Görüldüğü gibi tek yönlü beslenme sistemi yerine, karışık beslenme sisteminin uygulanması, beslenme yetersizliklerinden doğacak sağlık sorunlarını da ortadan kaldıracaktır.

Aslında yeryüzündeki son derece değişik beslenme tarzlarına insan bedeninin uyum sağlama yeteneği gerçekten şaşırtıcıdır. Ancak şunu da unutmamak gerekir ki, her insanın sindirim sistemi, beslenmesini etkileyen temel etkenlerden biridir.

Her nedenle olursa olsun sindirim sistemi yetersiz birinin beslenme durumu, sindirim sistemi yeterli birinin beslenme durumundan kötüdür.
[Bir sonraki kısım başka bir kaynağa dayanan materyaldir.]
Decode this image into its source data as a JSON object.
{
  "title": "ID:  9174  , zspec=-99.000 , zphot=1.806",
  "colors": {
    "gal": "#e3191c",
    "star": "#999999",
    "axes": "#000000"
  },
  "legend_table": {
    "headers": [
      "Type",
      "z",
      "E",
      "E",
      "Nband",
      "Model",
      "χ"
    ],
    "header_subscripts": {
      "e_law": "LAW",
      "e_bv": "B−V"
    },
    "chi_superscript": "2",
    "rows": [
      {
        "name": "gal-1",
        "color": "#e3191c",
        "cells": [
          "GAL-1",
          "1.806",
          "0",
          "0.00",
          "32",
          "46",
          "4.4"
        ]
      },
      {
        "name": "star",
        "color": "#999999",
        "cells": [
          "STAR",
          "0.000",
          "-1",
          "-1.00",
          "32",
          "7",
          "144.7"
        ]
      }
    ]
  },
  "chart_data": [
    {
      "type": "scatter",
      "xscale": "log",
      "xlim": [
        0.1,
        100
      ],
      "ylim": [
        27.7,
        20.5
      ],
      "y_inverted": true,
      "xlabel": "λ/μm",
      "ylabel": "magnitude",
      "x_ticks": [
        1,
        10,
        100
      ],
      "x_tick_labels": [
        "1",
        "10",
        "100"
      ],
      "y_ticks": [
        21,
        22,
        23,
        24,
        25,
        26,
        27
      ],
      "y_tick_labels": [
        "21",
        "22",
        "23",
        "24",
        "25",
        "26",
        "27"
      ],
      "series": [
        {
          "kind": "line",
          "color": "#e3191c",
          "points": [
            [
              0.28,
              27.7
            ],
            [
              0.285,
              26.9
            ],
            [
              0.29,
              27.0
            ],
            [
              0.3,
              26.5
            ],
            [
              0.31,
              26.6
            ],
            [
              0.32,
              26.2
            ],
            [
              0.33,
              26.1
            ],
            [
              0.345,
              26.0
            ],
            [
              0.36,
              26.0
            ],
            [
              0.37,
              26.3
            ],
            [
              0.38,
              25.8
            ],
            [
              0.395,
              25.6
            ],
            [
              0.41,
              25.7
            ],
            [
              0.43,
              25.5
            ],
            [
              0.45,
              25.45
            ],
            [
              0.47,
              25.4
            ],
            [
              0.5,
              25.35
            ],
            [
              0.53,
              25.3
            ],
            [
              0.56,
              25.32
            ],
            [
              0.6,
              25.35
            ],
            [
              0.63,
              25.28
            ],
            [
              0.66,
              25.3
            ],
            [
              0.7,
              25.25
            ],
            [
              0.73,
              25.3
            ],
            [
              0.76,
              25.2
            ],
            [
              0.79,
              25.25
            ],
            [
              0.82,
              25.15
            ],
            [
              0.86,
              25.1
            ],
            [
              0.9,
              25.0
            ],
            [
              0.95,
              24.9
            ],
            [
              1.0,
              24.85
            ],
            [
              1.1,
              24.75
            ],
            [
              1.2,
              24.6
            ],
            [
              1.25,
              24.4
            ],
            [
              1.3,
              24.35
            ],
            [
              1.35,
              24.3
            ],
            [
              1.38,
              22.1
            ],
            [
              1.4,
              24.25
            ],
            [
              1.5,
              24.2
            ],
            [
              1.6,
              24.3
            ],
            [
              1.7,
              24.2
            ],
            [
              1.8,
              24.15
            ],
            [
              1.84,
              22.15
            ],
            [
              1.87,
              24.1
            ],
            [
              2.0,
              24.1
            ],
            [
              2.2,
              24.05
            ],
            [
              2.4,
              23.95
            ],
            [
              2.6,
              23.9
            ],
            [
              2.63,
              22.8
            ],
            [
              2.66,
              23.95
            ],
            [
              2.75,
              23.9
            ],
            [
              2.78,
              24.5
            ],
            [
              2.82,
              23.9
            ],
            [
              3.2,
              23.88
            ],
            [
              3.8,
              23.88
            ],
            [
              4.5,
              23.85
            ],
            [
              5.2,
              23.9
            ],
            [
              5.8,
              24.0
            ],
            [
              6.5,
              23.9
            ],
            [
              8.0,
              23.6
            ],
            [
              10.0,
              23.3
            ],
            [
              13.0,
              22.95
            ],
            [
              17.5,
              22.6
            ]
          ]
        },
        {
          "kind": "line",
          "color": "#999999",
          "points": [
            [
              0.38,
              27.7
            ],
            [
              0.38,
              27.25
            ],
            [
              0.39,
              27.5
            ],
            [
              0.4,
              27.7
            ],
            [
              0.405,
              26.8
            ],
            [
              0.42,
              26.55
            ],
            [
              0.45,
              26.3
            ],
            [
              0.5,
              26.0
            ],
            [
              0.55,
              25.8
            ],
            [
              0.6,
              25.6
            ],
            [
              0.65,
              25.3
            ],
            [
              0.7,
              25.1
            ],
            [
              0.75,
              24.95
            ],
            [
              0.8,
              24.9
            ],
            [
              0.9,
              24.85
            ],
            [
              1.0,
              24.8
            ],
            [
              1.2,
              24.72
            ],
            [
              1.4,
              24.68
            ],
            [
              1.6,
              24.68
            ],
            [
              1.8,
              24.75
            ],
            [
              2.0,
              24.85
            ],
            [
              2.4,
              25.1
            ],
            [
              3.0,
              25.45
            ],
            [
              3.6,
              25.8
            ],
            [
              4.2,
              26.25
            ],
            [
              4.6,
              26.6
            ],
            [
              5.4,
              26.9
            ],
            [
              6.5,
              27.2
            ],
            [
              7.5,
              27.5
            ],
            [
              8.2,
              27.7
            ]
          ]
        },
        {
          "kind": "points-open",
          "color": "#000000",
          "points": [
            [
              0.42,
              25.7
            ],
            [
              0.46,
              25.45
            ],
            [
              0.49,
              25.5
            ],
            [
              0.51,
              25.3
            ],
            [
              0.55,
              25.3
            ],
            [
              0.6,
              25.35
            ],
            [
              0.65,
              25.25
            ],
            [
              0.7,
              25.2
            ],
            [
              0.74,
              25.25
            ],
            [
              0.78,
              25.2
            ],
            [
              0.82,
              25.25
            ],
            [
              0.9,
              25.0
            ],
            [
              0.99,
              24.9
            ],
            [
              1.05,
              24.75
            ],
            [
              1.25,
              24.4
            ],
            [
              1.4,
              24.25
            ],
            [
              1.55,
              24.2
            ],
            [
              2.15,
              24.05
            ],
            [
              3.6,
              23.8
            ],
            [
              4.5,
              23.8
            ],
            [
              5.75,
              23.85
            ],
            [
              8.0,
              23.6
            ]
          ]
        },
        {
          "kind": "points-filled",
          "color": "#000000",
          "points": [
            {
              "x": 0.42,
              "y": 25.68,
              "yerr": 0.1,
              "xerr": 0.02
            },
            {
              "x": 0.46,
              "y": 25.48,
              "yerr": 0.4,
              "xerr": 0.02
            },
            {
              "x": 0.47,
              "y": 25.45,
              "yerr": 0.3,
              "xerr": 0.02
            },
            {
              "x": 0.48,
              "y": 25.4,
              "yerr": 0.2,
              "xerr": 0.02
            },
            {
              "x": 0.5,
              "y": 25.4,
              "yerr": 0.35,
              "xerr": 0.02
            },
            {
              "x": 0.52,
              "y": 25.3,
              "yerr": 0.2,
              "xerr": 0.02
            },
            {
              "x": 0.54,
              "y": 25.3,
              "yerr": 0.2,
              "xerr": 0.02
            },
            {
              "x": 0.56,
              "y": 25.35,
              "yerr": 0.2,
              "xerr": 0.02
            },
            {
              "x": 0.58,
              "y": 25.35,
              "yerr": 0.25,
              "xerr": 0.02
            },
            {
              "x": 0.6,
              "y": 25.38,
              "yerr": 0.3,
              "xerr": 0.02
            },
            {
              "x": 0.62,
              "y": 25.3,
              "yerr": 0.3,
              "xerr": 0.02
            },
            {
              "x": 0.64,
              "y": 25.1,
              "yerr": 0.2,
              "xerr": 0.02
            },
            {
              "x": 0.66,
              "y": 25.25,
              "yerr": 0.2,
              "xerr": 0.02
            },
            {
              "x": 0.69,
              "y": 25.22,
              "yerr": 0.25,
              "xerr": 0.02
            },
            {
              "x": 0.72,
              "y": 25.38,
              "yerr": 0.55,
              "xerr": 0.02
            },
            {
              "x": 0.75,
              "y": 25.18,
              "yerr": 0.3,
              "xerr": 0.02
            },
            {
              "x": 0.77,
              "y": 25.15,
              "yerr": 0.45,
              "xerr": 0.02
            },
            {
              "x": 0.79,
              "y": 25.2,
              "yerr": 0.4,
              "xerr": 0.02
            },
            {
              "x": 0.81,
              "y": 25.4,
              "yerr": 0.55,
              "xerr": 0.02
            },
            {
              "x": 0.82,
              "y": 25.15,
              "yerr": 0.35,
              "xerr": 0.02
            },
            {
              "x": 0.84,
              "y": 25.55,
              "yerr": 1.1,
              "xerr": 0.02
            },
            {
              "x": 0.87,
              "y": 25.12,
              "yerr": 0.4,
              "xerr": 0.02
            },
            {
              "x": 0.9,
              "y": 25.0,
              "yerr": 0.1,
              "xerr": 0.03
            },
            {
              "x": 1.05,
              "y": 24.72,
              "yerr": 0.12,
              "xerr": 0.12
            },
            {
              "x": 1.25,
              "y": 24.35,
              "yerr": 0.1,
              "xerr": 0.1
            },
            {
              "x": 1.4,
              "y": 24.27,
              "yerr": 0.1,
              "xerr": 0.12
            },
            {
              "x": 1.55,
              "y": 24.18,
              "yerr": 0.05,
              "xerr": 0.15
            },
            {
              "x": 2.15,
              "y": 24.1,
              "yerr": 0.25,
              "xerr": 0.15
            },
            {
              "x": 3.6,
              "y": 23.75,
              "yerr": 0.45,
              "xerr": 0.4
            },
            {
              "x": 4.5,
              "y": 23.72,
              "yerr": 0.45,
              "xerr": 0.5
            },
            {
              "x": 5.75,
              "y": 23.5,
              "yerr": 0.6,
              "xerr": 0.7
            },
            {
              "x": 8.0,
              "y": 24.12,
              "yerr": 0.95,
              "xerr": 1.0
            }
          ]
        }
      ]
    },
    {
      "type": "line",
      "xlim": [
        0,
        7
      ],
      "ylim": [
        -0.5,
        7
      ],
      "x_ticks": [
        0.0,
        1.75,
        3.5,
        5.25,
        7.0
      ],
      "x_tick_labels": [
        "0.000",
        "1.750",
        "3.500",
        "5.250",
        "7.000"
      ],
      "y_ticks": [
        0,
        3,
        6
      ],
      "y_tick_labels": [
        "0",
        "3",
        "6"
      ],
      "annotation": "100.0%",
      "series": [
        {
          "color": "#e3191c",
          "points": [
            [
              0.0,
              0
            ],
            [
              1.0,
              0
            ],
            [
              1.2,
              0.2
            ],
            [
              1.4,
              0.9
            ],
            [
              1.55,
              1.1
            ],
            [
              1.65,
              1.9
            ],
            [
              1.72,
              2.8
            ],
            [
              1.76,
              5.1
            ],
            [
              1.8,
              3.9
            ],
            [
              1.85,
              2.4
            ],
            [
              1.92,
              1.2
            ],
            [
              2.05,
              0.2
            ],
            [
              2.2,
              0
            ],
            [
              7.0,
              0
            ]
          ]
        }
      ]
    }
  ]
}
Örneğin, midesi yeterince hidroklorik asit salgılamayan bir hastada mide enzimi pepsin yeteri kadar işlev göremez. Bunun sonucu olarak da tüm sindirim sistemi bozulur.

Sindirim sırasında mide-barsak salgıları, yediğimiz besinleri etkiler. Bundan sonra sıra özümsemeye gelir. Özümseme, sindirilmiş besin parçalarının kan akımına karışması, emilmesi işlemidir. Besinler sindirilip kana karıştıktan sonra sıra, bedenin bunu yeterli kullanıp kullanamadığına gelir.

Bazı bireylerde metabolizma bozuklukları bedenin besini yeterince kullanamamasına sebep olabilir. Öte yandan kimi ilaçlar da temel besinlerin vücutta kötü kullanımına yol açabilir. Örneğin; yüksek tansiyon tedavisinde yararlanılan ilaçlar vücudun B 6 vitaminini kullanmasına engel olmaktadır. Ayrıca bazı besinler, başka besinlerin yeterince emilip kana karışmasını önleyebilmektedir. Örneğin; çay ve kahve, demir ile çinkonun emilip kana karışma yüzdesini azaltmaktadır.

Öyle ki, kahve ve çay tiryakilerinin günlük beslenmede başkalarından daha çok miktarda demir ve çinko almaları gerekir. Bu tip örnekleri çoğaltmak mümkündür. Sağlıklı bir yaşam için metabolizmanın protein, yağ, karbonhidrat, kalori ve su ile birlikte kırk beş çeşit değişik vitamin, mineral, aminoasit ve temel yağ asitine gereksinimi vardır. İnsanın sağlıklı kalabilmesi için beslenme yolu ile bunları sürekli alması gereklidir. Aksi takdirde herhangi bir besin maddesinin eksikliği insanı hafif rahatsızlıklardan, hastalığa, hatta ölüme kadar götürebilir.

Kısacası, sağlıklı yaşamak için doğru bir beslenme kültürüne sahip olmakta ve bu kültürü benimsemekte sonsuz yararlar vardır.